10 Tips for Better Pull Requests

Walter Bright via Digitalmars-d digitalmars-d at puremagic.com
Fri Jan 16 14:07:56 PST 2015


On 1/16/2015 12:44 PM, Andrei Alexandrescu wrote:
> On 1/16/15 11:23 AM, Walter Bright wrote:
>> On 1/16/2015 9:49 AM, Andrei Alexandrescu wrote:
>>> I'm thinking of something like: if there's $(legitimate) request for
>>> changes but
>>> the author is dormant for more than $(X) days, then close.
>>
>> That's also a hamfisted policy. I've seen PR's that were good, but
>> needed a bit of work, but the author disappeared. Sometimes, I've taken
>> those over and finished them.
>>
>> Arbitrarily closing them means they get lost forever.
>
> Look for a champion after $(X) days?

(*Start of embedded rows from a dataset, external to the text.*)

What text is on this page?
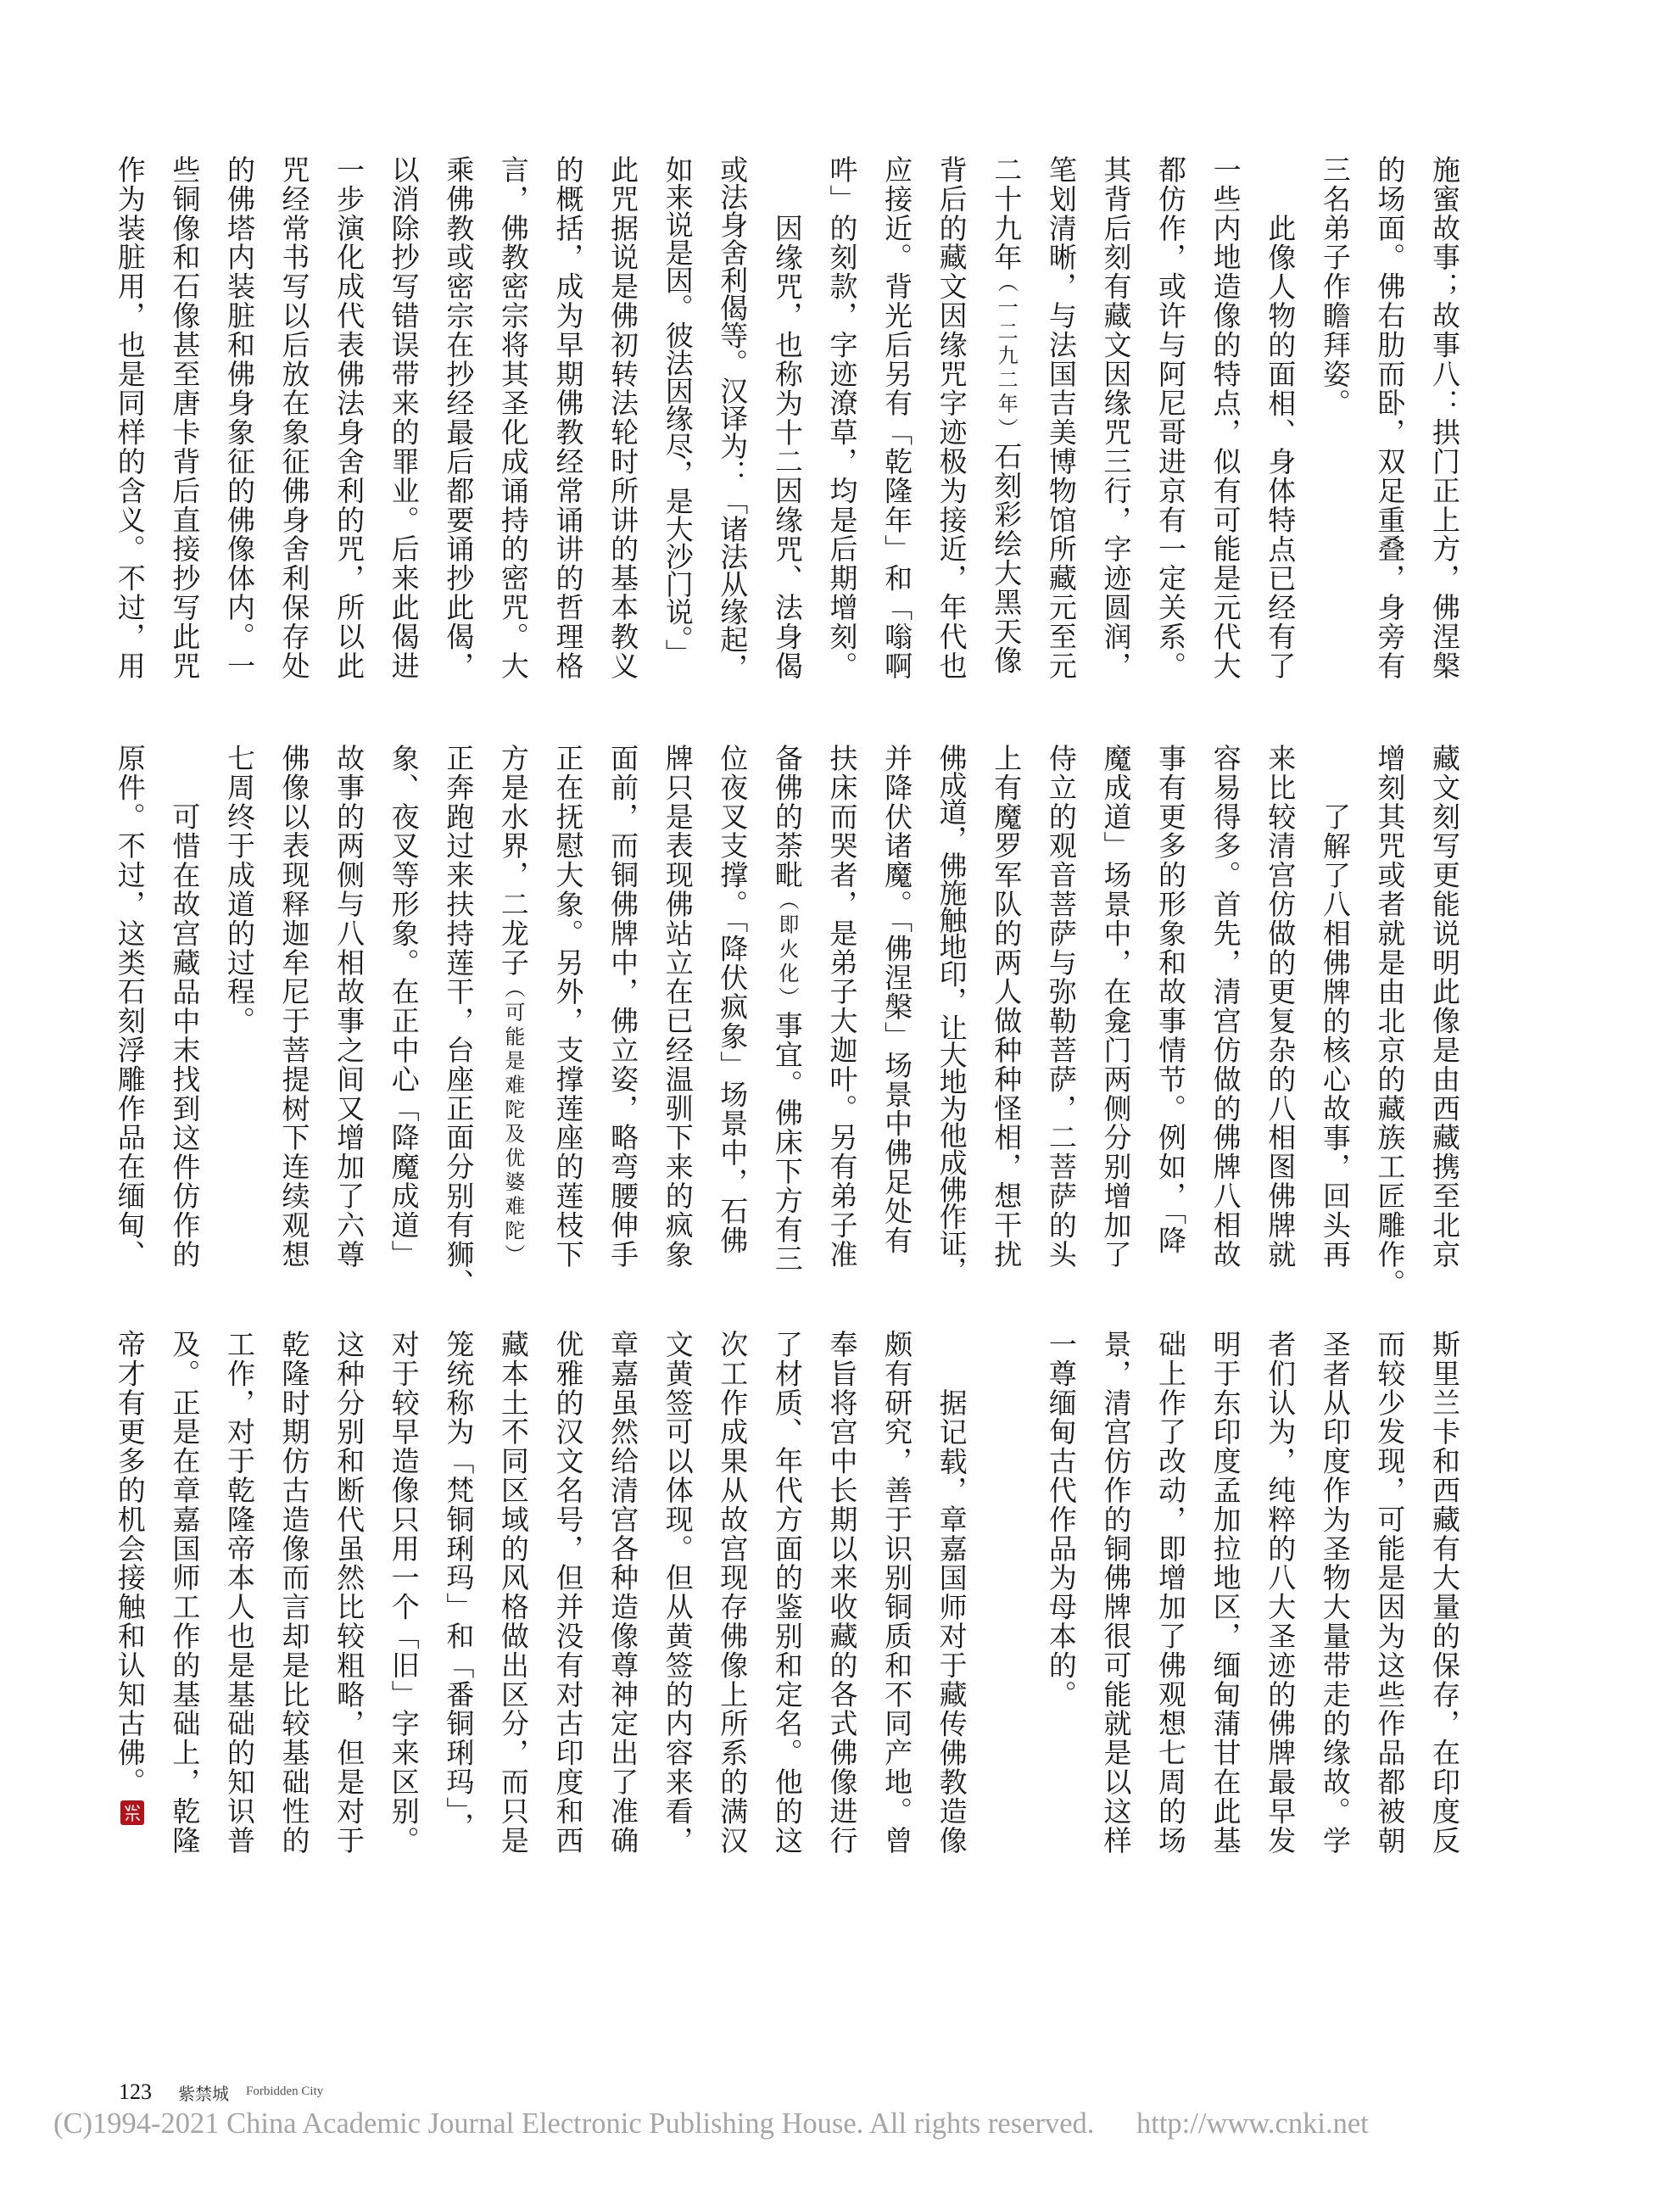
施蜜故事；故事八：拱门正上方，佛涅槃

的场面。佛右肋而卧，双足重叠，身旁有

三名弟子作瞻拜姿。

此像人物的面相、身体特点已经有了

一些内地造像的特点，似有可能是元代大

都仿作，或许与阿尼哥进京有一定关系。

其背后刻有藏文因缘咒三行，字迹圆润，

笔划清晰，与法国吉美博物馆所藏元至元

二十九年（一二九二年）石刻彩绘大黑天像

背后的藏文因缘咒字迹极为接近，年代也

应接近。背光后另有「乾隆年」和「嗡啊

吽」的刻款，字迹潦草，均是后期增刻。

因缘咒，也称为十二因缘咒、法身偈

或法身舍利偈等。汉译为：「诸法从缘起，

如来说是因。彼法因缘尽，是大沙门说。」

此咒据说是佛初转法轮时所讲的基本教义

的概括，成为早期佛教经常诵讲的哲理格

言，佛教密宗将其圣化成诵持的密咒。大

乘佛教或密宗在抄经最后都要诵抄此偈，

以消除抄写错误带来的罪业。后来此偈进

一步演化成代表佛法身舍利的咒，所以此

咒经常书写以后放在象征佛身舍利保存处

的佛塔内装脏和佛身象征的佛像体内。一

些铜像和石像甚至唐卡背后直接抄写此咒

作为装脏用，也是同样的含义。不过，用

藏文刻写更能说明此像是由西藏携至北京

增刻其咒或者就是由北京的藏族工匠雕作。

了解了八相佛牌的核心故事，回头再

来比较清宫仿做的更复杂的八相图佛牌就

容易得多。首先，清宫仿做的佛牌八相故

事有更多的形象和故事情节。例如，「降

魔成道」场景中，在龛门两侧分别增加了

侍立的观音菩萨与弥勒菩萨，二菩萨的头

上有魔罗军队的两人做种种怪相，想干扰

佛成道，佛施触地印，让大地为他成佛作证，

并降伏诸魔。「佛涅槃」场景中佛足处有

扶床而哭者，是弟子大迦叶。另有弟子准

备佛的荼毗（即火化）事宜。佛床下方有三

位夜叉支撑。「降伏疯象」场景中，石佛

牌只是表现佛站立在已经温驯下来的疯象

面前，而铜佛牌中，佛立姿，略弯腰伸手

正在抚慰大象。另外，支撑莲座的莲枝下

方是水界，二龙子（可能是难陀及优婆难陀）

正奔跑过来扶持莲干，台座正面分别有狮、

象、夜叉等形象。在正中心「降魔成道」

故事的两侧与八相故事之间又增加了六尊

佛像以表现释迦牟尼于菩提树下连续观想

七周终于成道的过程。

可惜在故宫藏品中末找到这件仿作的

原件。不过，这类石刻浮雕作品在缅甸、

斯里兰卡和西藏有大量的保存，在印度反

而较少发现，可能是因为这些作品都被朝

圣者从印度作为圣物大量带走的缘故。学

者们认为，纯粹的八大圣迹的佛牌最早发

明于东印度孟加拉地区，缅甸蒲甘在此基

础上作了改动，即增加了佛观想七周的场

景，清宫仿作的铜佛牌很可能就是以这样

一尊缅甸古代作品为母本的。

据记载，章嘉国师对于藏传佛教造像

颇有研究，善于识别铜质和不同产地。曾

奉旨将宫中长期以来收藏的各式佛像进行

了材质、年代方面的鉴别和定名。他的这

次工作成果从故宫现存佛像上所系的满汉

文黄签可以体现。但从黄签的内容来看，

章嘉虽然给清宫各种造像尊神定出了准确

优雅的汉文名号，但并没有对古印度和西

藏本土不同区域的风格做出区分，而只是

笼统称为「梵铜琍玛」和「番铜琍玛」，

对于较早造像只用一个「旧」字来区别。

这种分别和断代虽然比较粗略，但是对于

乾隆时期仿古造像而言却是比较基础性的

工作，对于乾隆帝本人也是基础的知识普

及。正是在章嘉国师工作的基础上，乾隆

帝才有更多的机会接触和认知古佛。

123 紫禁城 Forbidden City
(C)1994-2021 China Academic Journal Electronic Publishing House. All rights reserved. http://www.cnki.net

It looks like once a pull request is open
> it's impossible to close it. There's got to be some garbage collection somehow
> :o). -- Andrei

Should we also simply close open Bugzilla issues after X days? I don't think so.

Sometimes we just aren't 'ready' for a particular PR, but it is still valuable, 
such as the concurrent GC one. Deleting it (what closing really is) is not a 
solution.

I'd like to revisit the assumption that aged PRs is so bad that they must be 
removed. It reminds me of how the government got Amtrak trains to run on time by 
redefining on time from +-5 min to +-30 min.

I do agree that often good PRs get overlooked, and that's shameful. Deleting 
them is not the answer. Old PRs are not garbage.